Our gospel for this week could be used to make precisely the same point. In this famous section of the Sermon on the Mount, Jesus begins by saying that he has come to fulfill the law, not to abolish it. Then he gives a series of very difficult commandments indeed: don’t just avoid killing but avoid even being angry with a brother; don’t just avoid adultery but also any lust at all; don’t just avoid false oaths but all oaths in general, and the list goes on. A lot of ink has been spilled on how we are to go about interpreting Jesus’ words here. We might distinguish between universal precepts and more particular counsels of perfection for those advanced in the path of holiness in our interpretation of the antitheses. Or we might say that Jesus is turning the law inward to focus not only the sinful objects of actions, but on the sinful desires and habits that those actions emerge from. Or we might say that Jesus is offering us an impossible ethic that is intended to make us despair in our own ability of ever achieving righteousness through the moral life alone. Each “solution” probably bears with it some truth.

Key I think to understanding the law is recognizing that God’s law is always predicated on relationship. We err badly I think when we look at the Old Law as a series of externally imposed juridical commands. The Old Law was itself grace. It was the sign of the relationship God had made with God’s people. It was the way His people continued to live in relationship with their God. Contemporary biblical scholarship emphasizes now this dimension of the Law. In other words, law and grace cannot and should not be pitted against one another. The law always was grace.
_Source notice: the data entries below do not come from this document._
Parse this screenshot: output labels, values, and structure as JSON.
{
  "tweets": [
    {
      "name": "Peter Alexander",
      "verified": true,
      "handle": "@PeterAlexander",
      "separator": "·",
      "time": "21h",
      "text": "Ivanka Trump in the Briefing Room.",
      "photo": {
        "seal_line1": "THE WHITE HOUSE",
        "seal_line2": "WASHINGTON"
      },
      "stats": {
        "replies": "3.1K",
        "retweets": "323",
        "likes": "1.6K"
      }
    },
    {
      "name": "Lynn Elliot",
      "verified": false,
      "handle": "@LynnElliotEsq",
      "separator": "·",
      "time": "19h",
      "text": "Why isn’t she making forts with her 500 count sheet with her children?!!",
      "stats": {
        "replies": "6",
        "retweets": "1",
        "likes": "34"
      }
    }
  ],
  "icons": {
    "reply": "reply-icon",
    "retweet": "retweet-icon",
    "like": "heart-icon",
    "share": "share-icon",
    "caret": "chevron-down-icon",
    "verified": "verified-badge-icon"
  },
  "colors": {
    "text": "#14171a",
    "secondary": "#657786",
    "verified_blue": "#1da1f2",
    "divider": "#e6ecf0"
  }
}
Such is the case with the New Law. What Jesus is giving his disciples in the Sermon on the Mount is not a rule book, not a series of commands that they must obey if they want to be his disciples (though they should!), but rather a relationship with God, in the Spirit and through Christ himself. This is a relationship marked by charity, by love. And like any relationship, it is sometimes hard to figure out, especially when the one with whom we are in relationship is “mysterious and hidden,” not subject to scrutiny, as Paul says in our second reading.
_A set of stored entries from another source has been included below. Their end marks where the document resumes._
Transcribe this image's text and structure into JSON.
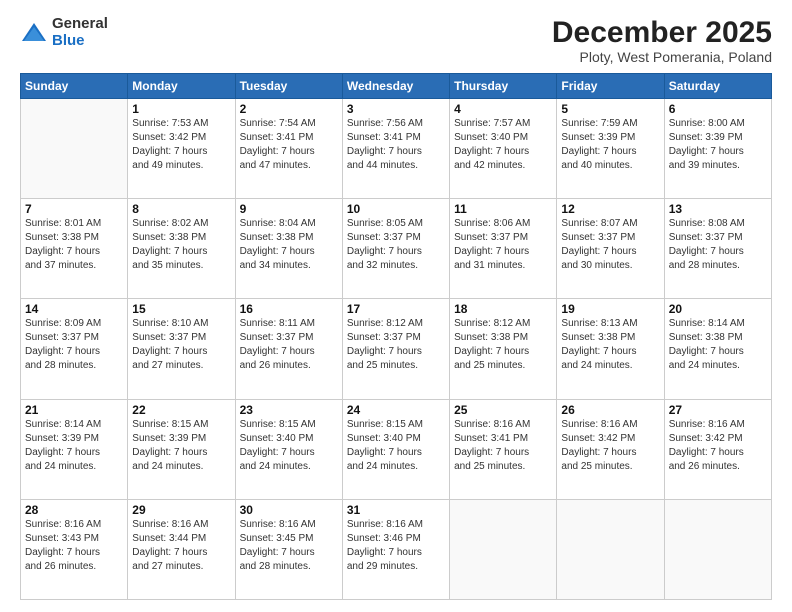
{
  "logo": {
    "general": "General",
    "blue": "Blue"
  },
  "header": {
    "month": "December 2025",
    "location": "Ploty, West Pomerania, Poland"
  },
  "days_of_week": [
    "Sunday",
    "Monday",
    "Tuesday",
    "Wednesday",
    "Thursday",
    "Friday",
    "Saturday"
  ],
  "weeks": [
    [
      {
        "day": "",
        "info": ""
      },
      {
        "day": "1",
        "info": "Sunrise: 7:53 AM\nSunset: 3:42 PM\nDaylight: 7 hours\nand 49 minutes."
      },
      {
        "day": "2",
        "info": "Sunrise: 7:54 AM\nSunset: 3:41 PM\nDaylight: 7 hours\nand 47 minutes."
      },
      {
        "day": "3",
        "info": "Sunrise: 7:56 AM\nSunset: 3:41 PM\nDaylight: 7 hours\nand 44 minutes."
      },
      {
        "day": "4",
        "info": "Sunrise: 7:57 AM\nSunset: 3:40 PM\nDaylight: 7 hours\nand 42 minutes."
      },
      {
        "day": "5",
        "info": "Sunrise: 7:59 AM\nSunset: 3:39 PM\nDaylight: 7 hours\nand 40 minutes."
      },
      {
        "day": "6",
        "info": "Sunrise: 8:00 AM\nSunset: 3:39 PM\nDaylight: 7 hours\nand 39 minutes."
      }
    ],
    [
      {
        "day": "7",
        "info": "Sunrise: 8:01 AM\nSunset: 3:38 PM\nDaylight: 7 hours\nand 37 minutes."
      },
      {
        "day": "8",
        "info": "Sunrise: 8:02 AM\nSunset: 3:38 PM\nDaylight: 7 hours\nand 35 minutes."
      },
      {
        "day": "9",
        "info": "Sunrise: 8:04 AM\nSunset: 3:38 PM\nDaylight: 7 hours\nand 34 minutes."
      },
      {
        "day": "10",
        "info": "Sunrise: 8:05 AM\nSunset: 3:37 PM\nDaylight: 7 hours\nand 32 minutes."
      },
      {
        "day": "11",
        "info": "Sunrise: 8:06 AM\nSunset: 3:37 PM\nDaylight: 7 hours\nand 31 minutes."
      },
      {
        "day": "12",
        "info": "Sunrise: 8:07 AM\nSunset: 3:37 PM\nDaylight: 7 hours\nand 30 minutes."
      },
      {
        "day": "13",
        "info": "Sunrise: 8:08 AM\nSunset: 3:37 PM\nDaylight: 7 hours\nand 28 minutes."
      }
    ],
    [
      {
        "day": "14",
        "info": "Sunrise: 8:09 AM\nSunset: 3:37 PM\nDaylight: 7 hours\nand 28 minutes."
      },
      {
        "day": "15",
        "info": "Sunrise: 8:10 AM\nSunset: 3:37 PM\nDaylight: 7 hours\nand 27 minutes."
      },
      {
        "day": "16",
        "info": "Sunrise: 8:11 AM\nSunset: 3:37 PM\nDaylight: 7 hours\nand 26 minutes."
      },
      {
        "day": "17",
        "info": "Sunrise: 8:12 AM\nSunset: 3:37 PM\nDaylight: 7 hours\nand 25 minutes."
      },
      {
        "day": "18",
        "info": "Sunrise: 8:12 AM\nSunset: 3:38 PM\nDaylight: 7 hours\nand 25 minutes."
      },
      {
        "day": "19",
        "info": "Sunrise: 8:13 AM\nSunset: 3:38 PM\nDaylight: 7 hours\nand 24 minutes."
      },
      {
        "day": "20",
        "info": "Sunrise: 8:14 AM\nSunset: 3:38 PM\nDaylight: 7 hours\nand 24 minutes."
      }
    ],
    [
      {
        "day": "21",
        "info": "Sunrise: 8:14 AM\nSunset: 3:39 PM\nDaylight: 7 hours\nand 24 minutes."
      },
      {
        "day": "22",
        "info": "Sunrise: 8:15 AM\nSunset: 3:39 PM\nDaylight: 7 hours\nand 24 minutes."
      },
      {
        "day": "23",
        "info": "Sunrise: 8:15 AM\nSunset: 3:40 PM\nDaylight: 7 hours\nand 24 minutes."
      },
      {
        "day": "24",
        "info": "Sunrise: 8:15 AM\nSunset: 3:40 PM\nDaylight: 7 hours\nand 24 minutes."
      },
      {
        "day": "25",
        "info": "Sunrise: 8:16 AM\nSunset: 3:41 PM\nDaylight: 7 hours\nand 25 minutes."
      },
      {
        "day": "26",
        "info": "Sunrise: 8:16 AM\nSunset: 3:42 PM\nDaylight: 7 hours\nand 25 minutes."
      },
      {
        "day": "27",
        "info": "Sunrise: 8:16 AM\nSunset: 3:42 PM\nDaylight: 7 hours\nand 26 minutes."
      }
    ],
    [
      {
        "day": "28",
        "info": "Sunrise: 8:16 AM\nSunset: 3:43 PM\nDaylight: 7 hours\nand 26 minutes."
      },
      {
        "day": "29",
        "info": "Sunrise: 8:16 AM\nSunset: 3:44 PM\nDaylight: 7 hours\nand 27 minutes."
      },
      {
        "day": "30",
        "info": "Sunrise: 8:16 AM\nSunset: 3:45 PM\nDaylight: 7 hours\nand 28 minutes."
      },
      {
        "day": "31",
        "info": "Sunrise: 8:16 AM\nSunset: 3:46 PM\nDaylight: 7 hours\nand 29 minutes."
      },
      {
        "day": "",
        "info": ""
      },
      {
        "day": "",
        "info": ""
      },
      {
        "day": "",
        "info": ""
      }
    ]
  ]
}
Thus, the moral life is not about perfect interpretation of and obedience to the commands given here by Christ. These commands are critical; they do in some way point to what the relationship demands. But without the relationship first, and without the growth in the relationship whereby we come to know the person who is the source of these commands, we will not be able to correctly understand their substance. This is why the moral life cannot be separated from the spiritual life, particularly the life of prayer whereby we come to know this Jesus who speaks to us through the text. It is by coming to know him, and coming to love him with the love that is poured into our hearts by the Spirit that the grace of the commands bears fruit in our actions.

In truth, though, the process is much more dialectical. How do we come to know this Jesus? By following his commands, by resisting anger and violence, by purifying our heart, by trusting. But as we come to know Jesus, we return to the commands with new wisdom, with new understanding, and with a new sense of the blessing that comes from being one who “follows the law of the Lord” in the words of our Psalm.